Chord sequences based on fifth relations (or fourth relations, fourths being inverted fifths) have been common in tonal music since the Baroque.

A diatonic progression of fifths consists of scale degrees in the following order: I - IV - VII - III - VI - II - V – I. In practice, only a few of the last chords are used.

In a major key, there is a tritone instead of a perfect fourth or fifth between the root notes of degrees IV and VII. So, fourth degree is occasionally augmented if it starts a progression by fifths.

The example above shows a reduced three-part pattern in a typical progression by fifths (bars 1-4). In the bass line, fourths and fifths follow in sequence. Chords 3 and 7 are composed by stepwise lines. One of the lines (middle part) is chromatic, so every other chord is a major chord. Scale degree symbols are correspondingly secondary dominants (V/III, V/II). If both lines were chromatic, it would create a chain of dom7 chords (chain of secondary dominants).

In bars 5-8, interval relations with regard to the bass have been written out for some chords.

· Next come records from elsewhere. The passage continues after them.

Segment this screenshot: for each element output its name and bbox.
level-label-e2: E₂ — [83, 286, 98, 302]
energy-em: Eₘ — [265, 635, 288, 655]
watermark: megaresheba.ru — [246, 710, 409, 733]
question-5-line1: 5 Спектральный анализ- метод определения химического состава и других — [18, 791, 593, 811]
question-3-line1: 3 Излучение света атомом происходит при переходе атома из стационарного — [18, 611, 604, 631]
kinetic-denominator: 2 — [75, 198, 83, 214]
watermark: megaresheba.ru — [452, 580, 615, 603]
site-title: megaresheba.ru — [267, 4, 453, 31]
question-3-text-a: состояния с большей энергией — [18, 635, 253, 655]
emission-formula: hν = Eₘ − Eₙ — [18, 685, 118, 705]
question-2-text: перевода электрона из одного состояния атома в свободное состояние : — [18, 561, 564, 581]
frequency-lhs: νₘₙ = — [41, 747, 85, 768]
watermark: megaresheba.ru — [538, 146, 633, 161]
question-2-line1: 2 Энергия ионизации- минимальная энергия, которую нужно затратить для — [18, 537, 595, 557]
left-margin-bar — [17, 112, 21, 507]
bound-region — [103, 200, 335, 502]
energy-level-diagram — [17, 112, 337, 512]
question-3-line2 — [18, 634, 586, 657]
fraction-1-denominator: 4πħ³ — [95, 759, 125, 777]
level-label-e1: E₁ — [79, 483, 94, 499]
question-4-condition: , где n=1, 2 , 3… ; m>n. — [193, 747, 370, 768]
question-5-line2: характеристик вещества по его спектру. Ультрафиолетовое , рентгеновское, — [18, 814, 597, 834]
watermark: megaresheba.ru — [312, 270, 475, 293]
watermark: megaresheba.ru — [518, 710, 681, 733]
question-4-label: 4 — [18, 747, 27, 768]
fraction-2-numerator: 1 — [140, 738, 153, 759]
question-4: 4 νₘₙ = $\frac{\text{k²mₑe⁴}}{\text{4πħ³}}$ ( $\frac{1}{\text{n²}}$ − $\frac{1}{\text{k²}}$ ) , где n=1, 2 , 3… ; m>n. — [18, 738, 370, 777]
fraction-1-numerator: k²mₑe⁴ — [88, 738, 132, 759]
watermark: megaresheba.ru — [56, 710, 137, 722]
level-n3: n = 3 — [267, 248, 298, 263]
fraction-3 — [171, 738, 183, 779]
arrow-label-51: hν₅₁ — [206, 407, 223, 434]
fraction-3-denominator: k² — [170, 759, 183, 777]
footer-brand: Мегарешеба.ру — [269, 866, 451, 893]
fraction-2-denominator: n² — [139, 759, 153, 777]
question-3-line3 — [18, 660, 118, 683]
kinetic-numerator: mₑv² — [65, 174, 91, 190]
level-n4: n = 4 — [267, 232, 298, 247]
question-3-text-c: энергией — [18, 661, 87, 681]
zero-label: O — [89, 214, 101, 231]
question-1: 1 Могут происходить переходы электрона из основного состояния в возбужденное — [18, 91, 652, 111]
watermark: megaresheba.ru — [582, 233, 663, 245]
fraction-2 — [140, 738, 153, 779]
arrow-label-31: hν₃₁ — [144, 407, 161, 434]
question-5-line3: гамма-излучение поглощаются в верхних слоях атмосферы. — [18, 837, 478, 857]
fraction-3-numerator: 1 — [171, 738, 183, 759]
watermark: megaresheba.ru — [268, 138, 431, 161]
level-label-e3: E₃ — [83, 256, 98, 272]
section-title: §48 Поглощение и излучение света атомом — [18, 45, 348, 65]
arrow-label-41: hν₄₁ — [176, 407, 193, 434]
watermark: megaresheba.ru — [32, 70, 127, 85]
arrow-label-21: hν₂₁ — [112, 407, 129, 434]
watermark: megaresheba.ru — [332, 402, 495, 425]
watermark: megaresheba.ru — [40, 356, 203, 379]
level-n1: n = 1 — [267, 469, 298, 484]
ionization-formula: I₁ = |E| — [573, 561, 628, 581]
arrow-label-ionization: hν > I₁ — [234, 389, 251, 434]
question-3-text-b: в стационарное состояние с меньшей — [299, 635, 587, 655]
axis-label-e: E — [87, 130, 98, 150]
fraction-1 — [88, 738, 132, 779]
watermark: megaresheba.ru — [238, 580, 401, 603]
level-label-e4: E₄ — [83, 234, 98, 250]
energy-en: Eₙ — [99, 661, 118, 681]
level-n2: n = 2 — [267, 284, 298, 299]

Chord progression from a secondary dominant to a scale degree is always descending, and the whole melody line is perceived as descending.

A melodic frame suitable for a progression by fifths often starts from the upper degrees (six or seven) of a key or even from the upper octave harmonized by a minor seventh building on the augmented fourth degree. This chord is the first chord in E minor for the progression II - V – I and prepares the secondary dominant for the III degree.

Bars 9-12 illustrate how a progression by fifths can be placed in a descending melody phrase. This creates appoggiaturas (4-3, 9-8) and a sense of the progression Em11 – A9 – Dm11 – G9.

It is essential to note that there are several types of progressions by fifths, from completely diatonic progressions to progressions with secondary dominants and chains of secondary dominants with tritone substitutions; in the last case, every accompanying line is chromatic.

The relationship between the melody and the bass line with tritone substitutions in bars 13-16 creates jazz style harmonies. An absolute chord symbol for the appoggiatura (#4) in bar 13 is F7#11. Find out what type of jazz chords are created between the melody and the bass line if bars 9-12 are harmonized with the descending chromatic lines of bars 13-16.

Progression by fifths in minor

Relative keys share a number of chords. A minor key may shift to the relative major momentarily or for a longer period. A typical four-chord progression by fifths is shown in the example below. The chord analysis below the staff gives the same information with a different emphasis.
Line 1 can be considered to be an A minor progression.
The G major chord is, however, often written as a secondary dominant (line 2).

The Dm (II) chord prepares the secondary dominant; a process often called a II-V. There is no standard symbol for the II-V progression. In the example below, arrows have been used to indicate the essential movement towards the III degree chord.

A progression can be analysed completely in C major (line 3). The context, however, defines the key in which the progression is perceived. A C major chord can be followed by, for example, E7 and Am, so A minor would be a better key for the analysis.